As to the steam days, which were before my time, I have a question; The steam engine came up to the concourse, did they drive them backwards towards Windsor, Portsmouth etc. or did another engine come along and connect to the other end? @davesgcr and other train nerds...
as far as main line engines are concerned, after coming in to waterloo from (say) bournemouth, they would go 'tender first' to nine elms depot where they would get another load of coal, then they would go on the turntable, thus-ish -
then run tender first to waterloo and take another train out.
depending on circumstances, either a shunting engine would remove the carriages (so they could be cleaned, and the bog water tanks re-filled) to release the loco, or the arriving loco would have to wait until the train departed.)
waterloo did have a turntable - see
1951 OS map - but it looks possibly a bit small for a full size loco, and was probably only used by locos on suburban trains (most of the inner suburban lines from waterloo went electric between the 20s and the 1939 war)

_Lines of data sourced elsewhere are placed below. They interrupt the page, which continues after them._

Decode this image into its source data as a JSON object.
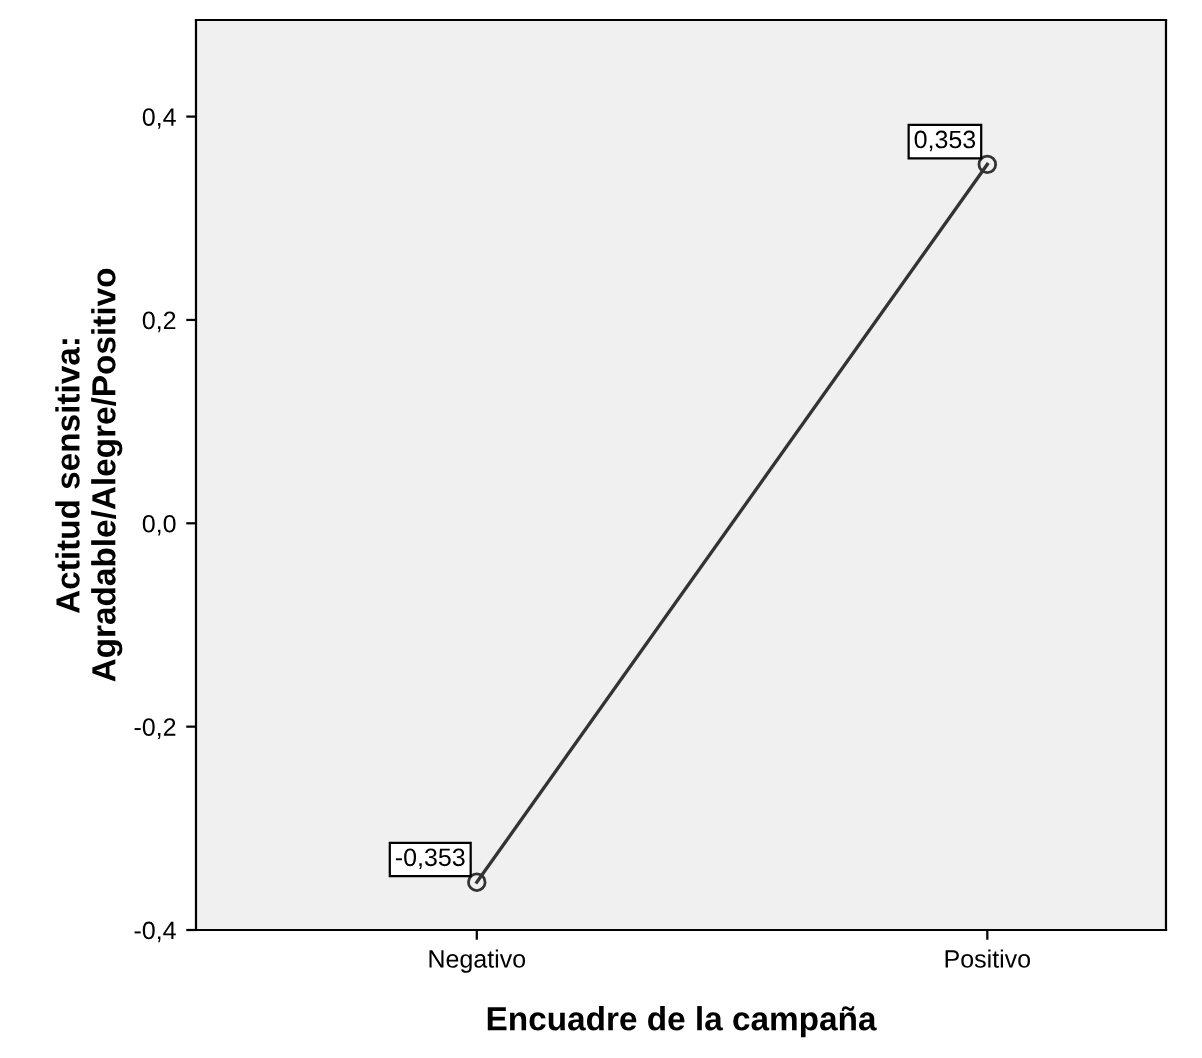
{
  "chart_data": {
    "type": "line",
    "xlabel": "Encuadre de la campaña",
    "ylabel": "Actitud sensitiva:\nAgradable/Alegre/Positivo",
    "categories": [
      "Negativo",
      "Positivo"
    ],
    "series": [
      {
        "color": "#333333",
        "values": [
          -0.353,
          0.353
        ],
        "value_labels": [
          "-0,353",
          "0,353"
        ]
      }
    ],
    "ylim": [
      -0.4,
      0.495
    ],
    "yticks": [
      {
        "value": -0.4,
        "label": "-0,4"
      },
      {
        "value": -0.2,
        "label": "-0,2"
      },
      {
        "value": 0.0,
        "label": "0,0"
      },
      {
        "value": 0.2,
        "label": "0,2"
      },
      {
        "value": 0.4,
        "label": "0,4"
      }
    ],
    "marker": "circle",
    "line_style": "solid",
    "grid": false,
    "legend": false
  }
}
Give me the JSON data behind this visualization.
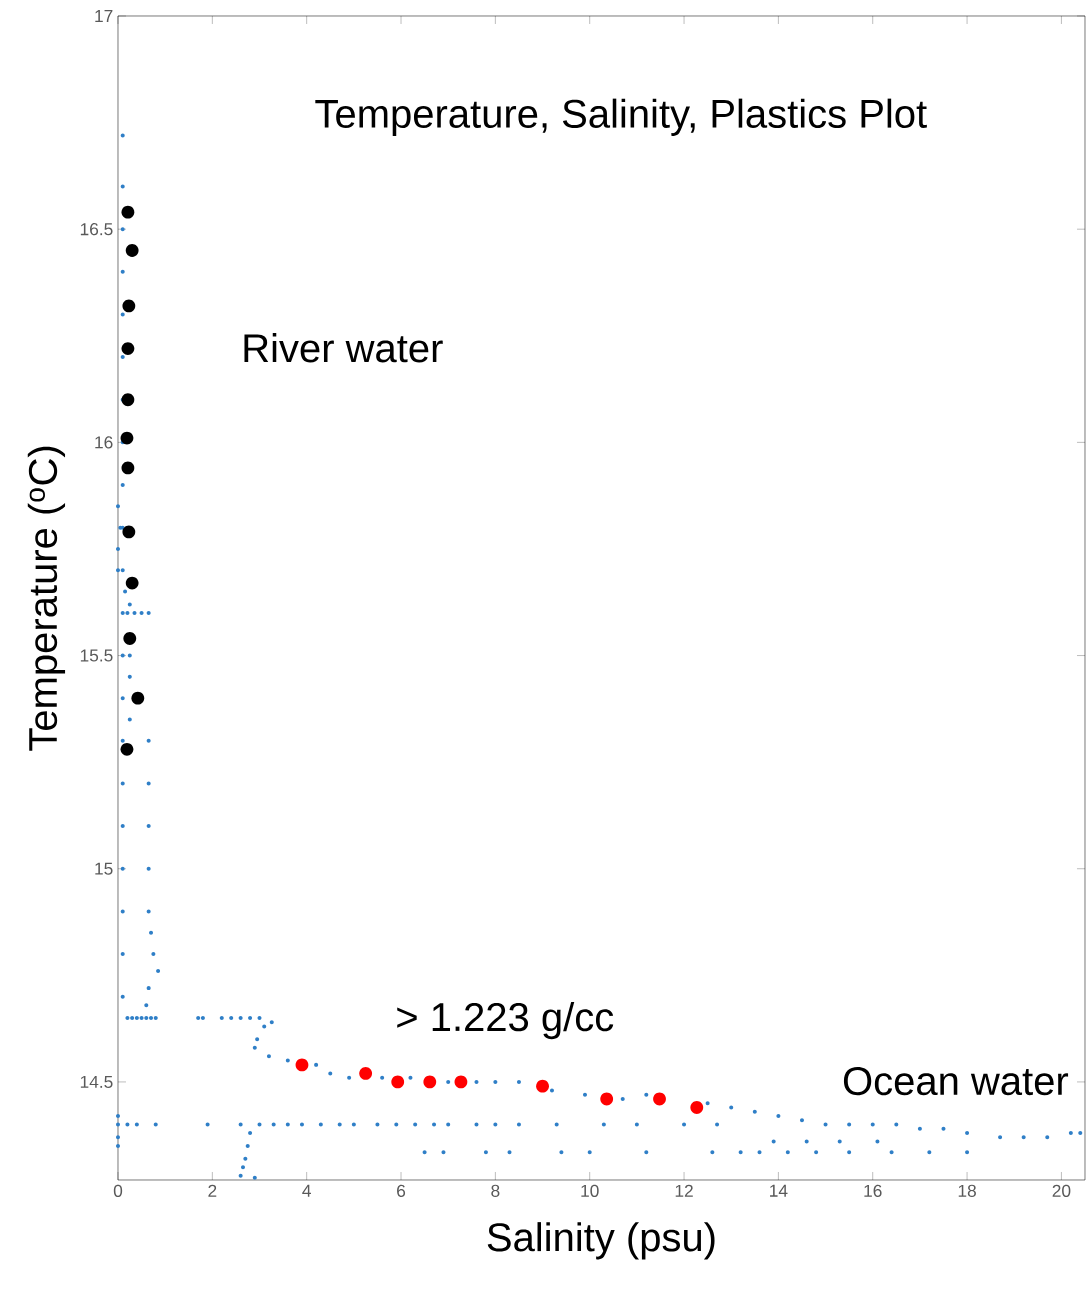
{
  "chart_data": {
    "type": "scatter",
    "title": "Temperature, Salinity, Plastics Plot",
    "xlabel": "Salinity (psu)",
    "ylabel": "Temperature ($^{o}$C)",
    "xlim": [
      0,
      20.5
    ],
    "ylim": [
      14.27,
      17
    ],
    "xticks": [
      0,
      2,
      4,
      6,
      8,
      10,
      12,
      14,
      16,
      18,
      20
    ],
    "yticks": [
      14.5,
      15,
      15.5,
      16,
      16.5,
      17
    ],
    "grid": false,
    "annotations": [
      "River water",
      "> 1.223 g/cc",
      "Ocean water"
    ],
    "series": [
      {
        "color": "#2f7fc7",
        "x": [
          0.1,
          0.1,
          0.1,
          0.1,
          0.1,
          0.1,
          0.1,
          0.1,
          0.1,
          0.1,
          0.1,
          0.1,
          0.1,
          0.1,
          0.1,
          0.1,
          0.1,
          0.1,
          0.1,
          0.1,
          0.1,
          0.0,
          0.0,
          0.0,
          0.05,
          0.15,
          0.2,
          0.35,
          0.5,
          0.65,
          0.25,
          0.65,
          0.65,
          0.65,
          0.65,
          0.65,
          0.7,
          0.75,
          0.85,
          0.65,
          0.6,
          0.25,
          0.25,
          0.25,
          0.2,
          0.3,
          0.4,
          0.5,
          0.6,
          0.7,
          0.8,
          1.7,
          1.8,
          2.2,
          2.4,
          2.6,
          2.8,
          3.0,
          3.1,
          3.26,
          2.95,
          2.9,
          3.2,
          3.6,
          4.2,
          4.5,
          4.9,
          5.6,
          6.2,
          7.0,
          7.6,
          8.0,
          8.5,
          9.2,
          9.9,
          10.7,
          11.2,
          12.5,
          13.0,
          13.5,
          14.0,
          14.5,
          15.0,
          15.5,
          16.0,
          16.5,
          17.0,
          17.5,
          18.0,
          18.7,
          19.2,
          19.7,
          20.2,
          20.4,
          0.0,
          0.2,
          0.4,
          0.8,
          1.9,
          2.6,
          3.0,
          3.3,
          3.6,
          3.9,
          4.3,
          4.7,
          5.0,
          5.5,
          5.9,
          6.3,
          6.7,
          7.0,
          7.6,
          8.0,
          8.5,
          9.3,
          10.3,
          11.0,
          12.0,
          12.7,
          6.5,
          6.9,
          7.8,
          8.3,
          9.4,
          10.0,
          11.2,
          12.6,
          13.2,
          13.6,
          14.2,
          14.8,
          15.5,
          16.4,
          17.2,
          18.0,
          13.9,
          14.6,
          15.3,
          16.1,
          2.8,
          2.75,
          2.7,
          2.65,
          2.6,
          2.9,
          0.0,
          0.0,
          0.0
        ],
        "values": [
          16.72,
          16.6,
          16.5,
          16.4,
          16.3,
          16.2,
          16.1,
          16.0,
          15.9,
          15.8,
          15.7,
          15.6,
          15.5,
          15.4,
          15.3,
          15.2,
          15.1,
          15.0,
          14.9,
          14.8,
          14.7,
          15.85,
          15.75,
          15.7,
          15.8,
          15.65,
          15.6,
          15.6,
          15.6,
          15.6,
          15.62,
          15.3,
          15.2,
          15.1,
          15.0,
          14.9,
          14.85,
          14.8,
          14.76,
          14.72,
          14.68,
          15.5,
          15.45,
          15.35,
          14.65,
          14.65,
          14.65,
          14.65,
          14.65,
          14.65,
          14.65,
          14.65,
          14.65,
          14.65,
          14.65,
          14.65,
          14.65,
          14.65,
          14.63,
          14.64,
          14.6,
          14.58,
          14.56,
          14.55,
          14.54,
          14.52,
          14.51,
          14.51,
          14.51,
          14.5,
          14.5,
          14.5,
          14.5,
          14.48,
          14.47,
          14.46,
          14.47,
          14.45,
          14.44,
          14.43,
          14.42,
          14.41,
          14.4,
          14.4,
          14.4,
          14.4,
          14.39,
          14.39,
          14.38,
          14.37,
          14.37,
          14.37,
          14.38,
          14.38,
          14.4,
          14.4,
          14.4,
          14.4,
          14.4,
          14.4,
          14.4,
          14.4,
          14.4,
          14.4,
          14.4,
          14.4,
          14.4,
          14.4,
          14.4,
          14.4,
          14.4,
          14.4,
          14.4,
          14.4,
          14.4,
          14.4,
          14.4,
          14.4,
          14.4,
          14.4,
          14.335,
          14.335,
          14.335,
          14.335,
          14.335,
          14.335,
          14.335,
          14.335,
          14.335,
          14.335,
          14.335,
          14.335,
          14.335,
          14.335,
          14.335,
          14.335,
          14.36,
          14.36,
          14.36,
          14.36,
          14.38,
          14.35,
          14.32,
          14.3,
          14.28,
          14.275,
          14.42,
          14.37,
          14.35
        ]
      },
      {
        "color": "#000000",
        "x": [
          0.21,
          0.3,
          0.23,
          0.21,
          0.21,
          0.19,
          0.21,
          0.23,
          0.3,
          0.25,
          0.42,
          0.19
        ],
        "values": [
          16.54,
          16.45,
          16.32,
          16.22,
          16.1,
          16.01,
          15.94,
          15.79,
          15.67,
          15.54,
          15.4,
          15.28
        ]
      },
      {
        "color": "#ff0000",
        "x": [
          3.9,
          5.25,
          5.93,
          6.61,
          7.27,
          9.0,
          10.36,
          11.48,
          12.27
        ],
        "values": [
          14.54,
          14.52,
          14.5,
          14.5,
          14.5,
          14.49,
          14.46,
          14.46,
          14.44
        ]
      }
    ]
  }
}
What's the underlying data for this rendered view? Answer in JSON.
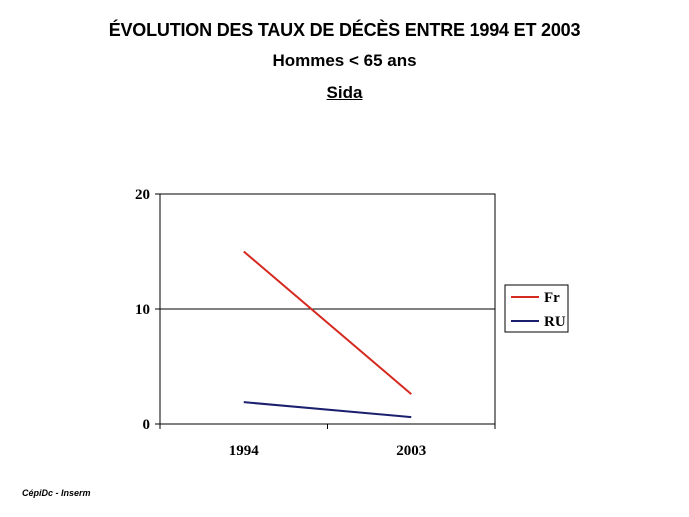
{
  "header": {
    "title": "ÉVOLUTION DES TAUX DE DÉCÈS ENTRE 1994 ET 2003",
    "subtitle": "Hommes < 65 ans",
    "subject": "Sida"
  },
  "footer": {
    "source": "CépiDc - Inserm"
  },
  "chart_data": {
    "type": "line",
    "x": [
      "1994",
      "2003"
    ],
    "series": [
      {
        "name": "Fr",
        "values": [
          15,
          2.6
        ],
        "color": "#d42a20"
      },
      {
        "name": "RU",
        "values": [
          1.9,
          0.6
        ],
        "color": "#1a1f6e"
      }
    ],
    "yticks": [
      "0",
      "10",
      "20"
    ],
    "ylim": [
      0,
      20
    ],
    "grid": true,
    "legend": "right"
  }
}
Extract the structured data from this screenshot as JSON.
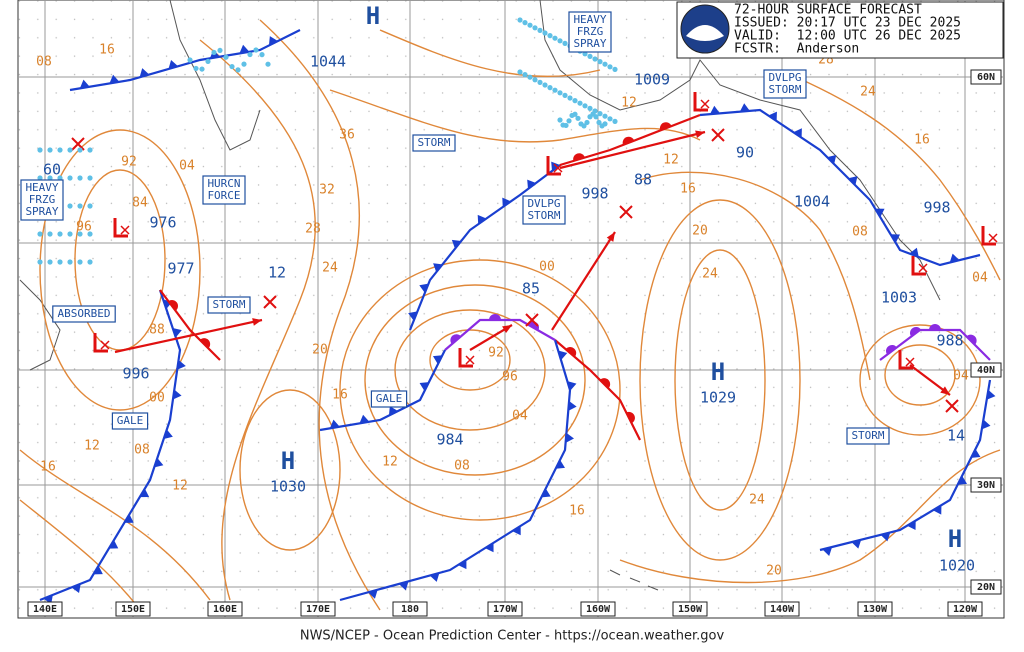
{
  "header": {
    "lines": [
      "72-HOUR SURFACE FORECAST",
      "ISSUED: 20:17 UTC 23 DEC 2025",
      "VALID:  12:00 UTC 26 DEC 2025",
      "FCSTR:  Anderson"
    ]
  },
  "footer": "NWS/NCEP - Ocean Prediction Center - https://ocean.weather.gov",
  "highs": [
    {
      "letter": "H",
      "pressure": "1044"
    },
    {
      "letter": "H",
      "pressure": "1029"
    },
    {
      "letter": "H",
      "pressure": "1030"
    },
    {
      "letter": "H",
      "pressure": "1020"
    }
  ],
  "low_pressures": [
    "1009",
    "976",
    "977",
    "996",
    "60",
    "998",
    "88",
    "90",
    "1004",
    "998",
    "85",
    "984",
    "1003",
    "988",
    "14",
    "12"
  ],
  "boxed_labels": [
    {
      "lines": [
        "HEAVY",
        "FRZG",
        "SPRAY"
      ]
    },
    {
      "lines": [
        "HEAVY",
        "FRZG",
        "SPRAY"
      ]
    },
    {
      "lines": [
        "HURCN",
        "FORCE"
      ]
    },
    {
      "lines": [
        "STORM"
      ]
    },
    {
      "lines": [
        "STORM"
      ]
    },
    {
      "lines": [
        "DVLPG",
        "STORM"
      ]
    },
    {
      "lines": [
        "DVLPG",
        "STORM"
      ]
    },
    {
      "lines": [
        "STORM"
      ]
    },
    {
      "lines": [
        "GALE"
      ]
    },
    {
      "lines": [
        "GALE"
      ]
    },
    {
      "lines": [
        "ABSORBED"
      ]
    }
  ],
  "isobar_labels": [
    "16",
    "08",
    "36",
    "32",
    "28",
    "24",
    "20",
    "16",
    "12",
    "16",
    "08",
    "00",
    "88",
    "92",
    "84",
    "96",
    "04",
    "12",
    "12",
    "08",
    "04",
    "96",
    "92",
    "00",
    "16",
    "20",
    "24",
    "20",
    "24",
    "16",
    "12",
    "12",
    "28",
    "24",
    "16",
    "08",
    "04",
    "04"
  ],
  "lat_labels": [
    "60N",
    "40N",
    "30N",
    "20N"
  ],
  "lon_labels": [
    "140E",
    "150E",
    "160E",
    "170E",
    "180",
    "170W",
    "160W",
    "150W",
    "140W",
    "130W",
    "120W"
  ]
}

'push pull' operation of steam trains (where the train was driven from the front but the loco was still at the back) was restricted to quite short trains on branch lines, as in this example on the westerham branch
even in to the BR diesel / electric locomotive era, push-pull operation was quite a rarity, it was used on the bournemouth-weymouth line from the late 60s, when they electrified only as far as Bournemouth -
the diesel loco here is pushing the un-powered trailer set, the driver is in a cab in the front carriage. the un-powered bit was pushed from waterloo to bournemouth by an electric unit.
full on main line push-pull operation didn't really happen in the UK until the mid 80s on the Glasgow-Edinburgh line.